Los primeros nahuales fueron los guardianes del equilibrio, podían hablar con los ríos, encender el fuego con su aliento, invocar el viento y escuchar el latido oculto de las montañas. Su deber era mantener la armonía entre los elementos y proteger a la humanidad de la obscuridad.
No todos escucharon el llamado de la luz.
Algunos nahuales cegados por la ambición, comenzaron a codiciar el poder de las sombras. Se unieron con brujas antiguas, maestras de prácticas prohibidas con poder sobre runas, sigilos que podían atrapar el alma y corromper la sangre. De esta alianza nació una guerra silenciosa, una lucha que aun resuena en las pesadillas de los hombres.
La leyenda cuenta que mientras existan humanos, los nahuales seguirán despertando.
Unos para proteger, otros para destruir. Llegará el día en que dos nahuales de gran poder se enfrenten, uno nacido para despertar vida y otro destinado a sembrar obscuridad. Ese día, el destino de la humanidad será decidido.

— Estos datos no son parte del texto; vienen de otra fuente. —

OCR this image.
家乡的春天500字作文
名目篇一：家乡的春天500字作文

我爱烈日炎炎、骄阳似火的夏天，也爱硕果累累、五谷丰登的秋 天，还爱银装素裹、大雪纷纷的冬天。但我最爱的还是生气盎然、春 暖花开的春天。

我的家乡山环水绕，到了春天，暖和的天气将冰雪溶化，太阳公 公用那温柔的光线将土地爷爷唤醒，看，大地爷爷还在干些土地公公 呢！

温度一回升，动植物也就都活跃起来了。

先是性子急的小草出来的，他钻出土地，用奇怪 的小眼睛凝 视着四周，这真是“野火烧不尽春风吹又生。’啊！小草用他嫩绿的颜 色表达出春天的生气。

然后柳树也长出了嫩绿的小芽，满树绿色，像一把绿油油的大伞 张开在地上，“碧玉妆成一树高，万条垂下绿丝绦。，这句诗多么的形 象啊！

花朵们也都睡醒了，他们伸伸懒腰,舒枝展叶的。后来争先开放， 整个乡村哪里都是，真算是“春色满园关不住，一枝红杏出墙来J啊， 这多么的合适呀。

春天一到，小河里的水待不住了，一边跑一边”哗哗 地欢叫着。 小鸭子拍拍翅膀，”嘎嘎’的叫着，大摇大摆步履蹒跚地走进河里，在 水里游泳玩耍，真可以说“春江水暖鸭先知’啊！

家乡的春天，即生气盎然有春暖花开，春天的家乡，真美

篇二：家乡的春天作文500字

Al crearse la raza humana, él nos distribuyó en el mundo, somos conocidos en México como Nahualli o tonales, en otros países tienen diferente nombre: skinwalker (cambia pieles), hombres lobo, banshee (que anuncia la muerte) etc. pero creados con el mismo propósito proteger la humanidad.
Todos estos pueblos fuimos elegidos para proteger cada zona, sin embargo, a la llegada de la invasión europea en América, fuimos disminuidos mas no erradicados, ahora estamos más fuertes que nunca.